Three #dungeon23 Videos
I just published the third in a series of videos about the making of my #dungeon23 megadungeon, The Blades of Gixa. Some thoughts and a playlist.
I've been cranking away at my #dungeon23 project, The Blades of Gixa (which is now rather late) and making a little video about each month as I go. I just published the latest one today. Here's a playlist:
If you're unfamiliar, #dungeon23 was a challenge proposed by Sean McCoy (of Mothership fame): draw and key a dungeon room every day for a year – each floor is a month. It was an exciting challenge, really fun, and, turns out, a lot of work.
Most people didn't finish, which is totally fine! The point was not to make a finished "product" but to get into the habit of creating something every day, to just make something without worrying about it being coherent or polished.
But somehow enough people requested that I publish my dungeon that it is becoming a product after all. I think my motivations for the challenge were a bit different, anyway. Making stuff has never been too much of an issue for me: I can't help but make things all the time. My problem has always been finishing.
I've started so many projects that I not only haven't finished, but also never fully put away: I refused to acknowledge that I would never finish them. So I've carried the weight of those projects, strange and impossible self-imposed obligations, for ages. But I'm finally learning when to put a project away – for real – and when to fully commit.

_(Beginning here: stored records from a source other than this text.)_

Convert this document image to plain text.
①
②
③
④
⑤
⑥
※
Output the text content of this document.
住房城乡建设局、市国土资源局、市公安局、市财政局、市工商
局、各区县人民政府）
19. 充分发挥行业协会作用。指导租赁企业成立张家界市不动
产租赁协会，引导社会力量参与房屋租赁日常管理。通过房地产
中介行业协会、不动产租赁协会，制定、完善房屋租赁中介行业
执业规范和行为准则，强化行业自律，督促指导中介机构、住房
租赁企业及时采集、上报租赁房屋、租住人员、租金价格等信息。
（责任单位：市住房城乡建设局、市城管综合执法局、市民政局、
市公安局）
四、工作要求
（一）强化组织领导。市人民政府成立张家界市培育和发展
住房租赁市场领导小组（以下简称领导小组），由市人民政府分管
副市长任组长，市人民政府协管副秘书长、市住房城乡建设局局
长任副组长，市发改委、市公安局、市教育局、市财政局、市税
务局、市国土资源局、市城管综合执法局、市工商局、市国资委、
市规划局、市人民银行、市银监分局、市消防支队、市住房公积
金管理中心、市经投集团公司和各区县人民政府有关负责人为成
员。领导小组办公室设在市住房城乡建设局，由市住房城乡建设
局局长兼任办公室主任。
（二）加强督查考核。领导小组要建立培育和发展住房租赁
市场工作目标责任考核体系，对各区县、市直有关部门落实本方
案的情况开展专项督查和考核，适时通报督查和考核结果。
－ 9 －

Making Warped Beyond Recognition was huge for me not just because I'm proud of what I created, but because I actually finished it. It's done: out in the world, in people's hands and at their tables. And so for me personally, #dungeon23 is about finishing. Taking on a crazy big ambitious project, and seeing it through to completion.
The Blades of Gixa, still unfinished, weighs on me, but now that weight is productive, driving me towards that goal of completion. I've come to feel it's incredibly important for creative folks to learn to finish what they start, whether that means seeing an idea through to a final product, or accepting that it's not going to happen, thanking it for its time, and letting it go.